Nicholas Felton is one of my new favorite designers. He is a trailblazer in the field of digital data visualisation, and I am especially interested in his story because he came from traditional graphic design and moved on to creating algorithms that collect data after he realized how much he enjoyed representing it through graphics. I have always been interested in editorial design specifically because a lot of times, it involved an interesting combination of powerful aesthetics and thought-out information representation, and it’s hyper focused on making the reader understand what it’s trying to communicate. Felton does this with his in a lot of his work, and especially in the project Daytum.
Daytum is a platform an app that collects personal statistics from the user and elegantly communicates them in different ways. The spreadsheets and visuals it produces are created in the spirit of Felton’s famous Annual Reports. Based on the interface and the type of information this app tracks, I’m thinking that it is created with code that takes certain data sets (and has to have different versions or be flexible to different types of data) and then puts them through a program that organizes the data points in relationship to each other and plots/prints them in different formats.
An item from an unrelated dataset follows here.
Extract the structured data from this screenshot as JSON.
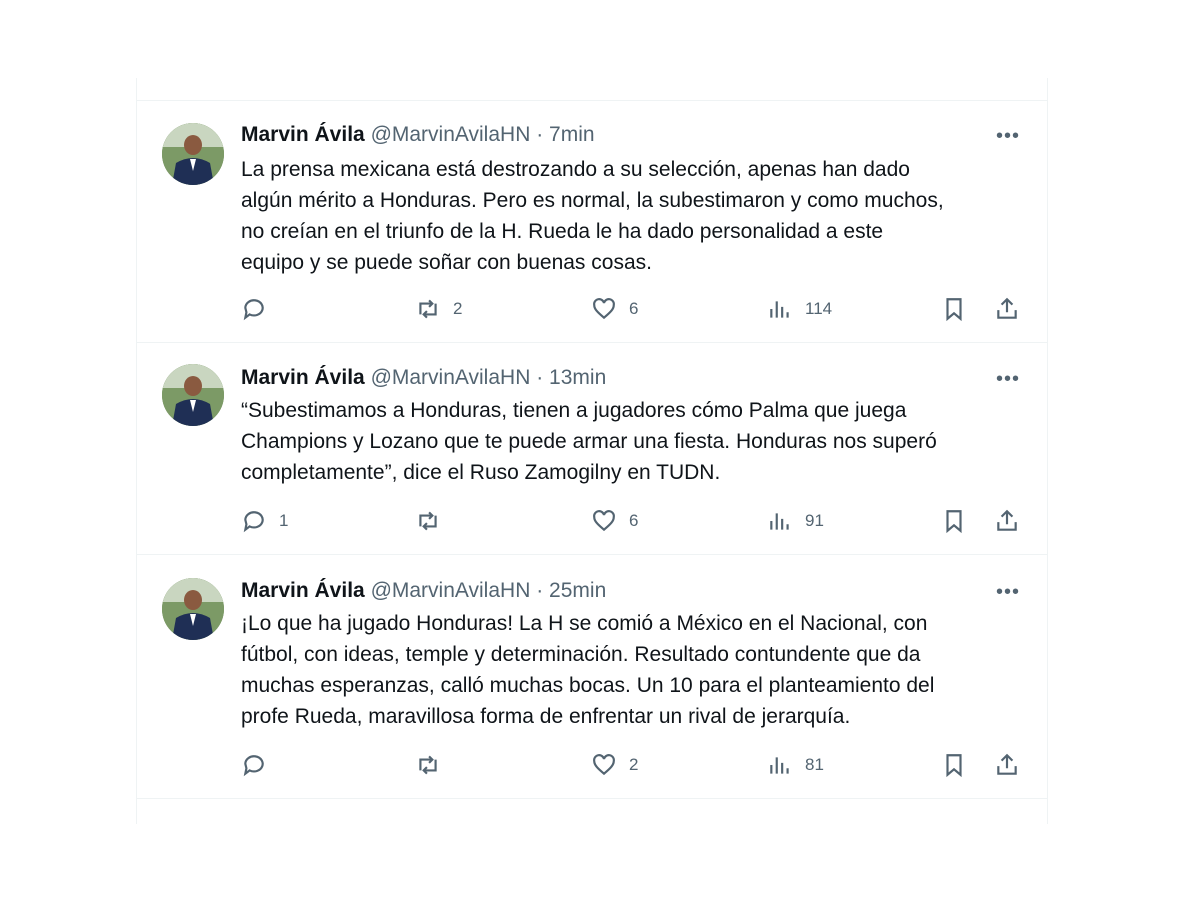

What I find interesting, as a communications designer who is currently studying typography, is that the program probably has to account for formatting errors and irregularities that come with differing data: longer words that change the word spacing, numbers that contain decimals or are greater/less than zero, and orphaned words and other paragraph issues. I think what makes this program so elegant is Felton’s eye for clean design, so that these personal data points are plotted neatly and elegantly no matter what they are.
This project was released in 2008. I know there are a lot of similar and far more developed apps out there now, but this is on the first times an iPhone app took on this form, and I think thats important.